Глава 14 «Две памяти, один счет»
Руку Баю отняли ниже локтя — отняла тётушка, что лечила теперь у нас вместо погибшей Хоа, отняла пилой, при коптилке, влив в него перед тем мутной рисовой водки столько, сколько он смог удержать, и Бай всю операцию пел.
Пел паскудные песни, какие поют на привалах, перевирая слова, сбиваясь, матерясь между строк, и пел до тех пор, пока не отключился на середине куплета, — и это было страшнее всякого крика, потому что в этом пении был он весь, не желающий уступать ни боли, ни железу, ни тому, что жизнь его как бойца кончилась под бамбуком на заречном углу. Я держал его за плечи, пока тётушка пилила, и думал о Шау — о его беспалой руке, на которой французы оставили три пальца и которой он всё равно рыл первые лазы этого яруса. Война в этом краю собирала с людей дань руками. Старик отдал ей пальцы при французах. Парень отдал кисть при этих. Земля держала своих и калеченными.
Бай выжил. Через неделю он уже сидел, бледный, осунувшийся, и заново учился вертеть самокрутку одной левой, роняя табак и матерясь, и под конец свернул, и закурил, и оглядел нас всех своим щербатым оскалом, и сказал, что теперь будет при школе — байки травить молодняку да трубу заряжать тем, у кого две руки, потому что заряжать трубу, оказывается, можно и одной, если культёй придерживать, он уже пробовал. Он переделал своё увечье в должность за одну неделю, и это было так на него похоже, что у меня отлегло то, что давило с того утра под бамбуком. Бая нельзя было выкопать. Как меня нельзя, как Шау. Только нас таких становилось всё меньше, а тех, кого можно, — всё больше.
* * *
В те тихие дни, пока зона зализывала рану и ждала большого, я заметил за собой новое — и испугался впервые за долгое время по-настоящему.
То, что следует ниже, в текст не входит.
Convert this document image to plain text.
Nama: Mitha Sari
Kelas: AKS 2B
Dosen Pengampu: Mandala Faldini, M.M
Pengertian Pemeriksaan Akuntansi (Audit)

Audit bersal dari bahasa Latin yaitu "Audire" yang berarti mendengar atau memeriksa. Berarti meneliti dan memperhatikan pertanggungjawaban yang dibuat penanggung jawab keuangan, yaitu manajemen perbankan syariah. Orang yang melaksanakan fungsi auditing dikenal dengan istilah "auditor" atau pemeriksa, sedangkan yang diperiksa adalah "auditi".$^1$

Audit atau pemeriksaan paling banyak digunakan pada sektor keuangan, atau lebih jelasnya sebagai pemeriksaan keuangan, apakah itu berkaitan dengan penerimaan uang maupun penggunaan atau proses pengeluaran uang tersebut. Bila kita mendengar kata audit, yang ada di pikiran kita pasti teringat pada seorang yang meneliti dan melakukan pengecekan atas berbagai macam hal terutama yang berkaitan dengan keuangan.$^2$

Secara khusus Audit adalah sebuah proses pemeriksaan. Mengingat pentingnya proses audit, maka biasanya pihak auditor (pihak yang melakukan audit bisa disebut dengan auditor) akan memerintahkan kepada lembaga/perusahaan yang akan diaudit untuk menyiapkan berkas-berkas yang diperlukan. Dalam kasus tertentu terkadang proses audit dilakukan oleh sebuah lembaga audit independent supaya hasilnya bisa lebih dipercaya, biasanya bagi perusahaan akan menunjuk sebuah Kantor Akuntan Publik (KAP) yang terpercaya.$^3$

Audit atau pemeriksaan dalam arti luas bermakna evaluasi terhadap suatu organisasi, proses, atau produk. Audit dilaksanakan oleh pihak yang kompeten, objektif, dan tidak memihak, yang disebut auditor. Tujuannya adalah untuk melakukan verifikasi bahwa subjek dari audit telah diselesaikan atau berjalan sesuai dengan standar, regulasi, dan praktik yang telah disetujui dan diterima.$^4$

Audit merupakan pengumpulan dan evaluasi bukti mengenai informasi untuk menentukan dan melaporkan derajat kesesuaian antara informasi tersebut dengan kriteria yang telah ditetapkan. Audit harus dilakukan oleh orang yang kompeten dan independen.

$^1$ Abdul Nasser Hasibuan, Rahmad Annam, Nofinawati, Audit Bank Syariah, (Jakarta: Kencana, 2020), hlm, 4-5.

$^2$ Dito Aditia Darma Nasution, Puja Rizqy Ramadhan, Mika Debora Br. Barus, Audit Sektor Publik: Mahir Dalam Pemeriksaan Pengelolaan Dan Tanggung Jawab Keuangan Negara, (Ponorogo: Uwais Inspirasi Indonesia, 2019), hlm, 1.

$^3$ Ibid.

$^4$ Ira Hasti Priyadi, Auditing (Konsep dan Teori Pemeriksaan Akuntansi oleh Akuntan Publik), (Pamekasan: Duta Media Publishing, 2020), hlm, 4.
Я попытался вспомнить, чем кончится война, — и не вспомнил.
Не год — год я ещё знал, цифра ещё держалась, голая, как зарубка. А самого знания за цифрой не стало. Прежде я мог закрыть глаза и увидеть, как это будет: чьи танки войдут в тот большой город за рекой, под каким флагом, в каком месяце, и кто будет стоять на ступенях, и кто бежать к последним вертушкам с крыши. Я видел это раньше, как видят прочитанное. Теперь я закрывал глаза — и там была темнота, обычная тёмнота лаза, и в ней резиновые сандалии, и красная глина, и лицо тётки-соседки, что звала меня сыном, и ничего из того, другого. Будущее, которым я жил весь первый год, утекло из меня, как утекает вода из треснувшего кувшина: медленно, по капле, так что не замечаешь, пока однажды не наклонишь — а там сухо.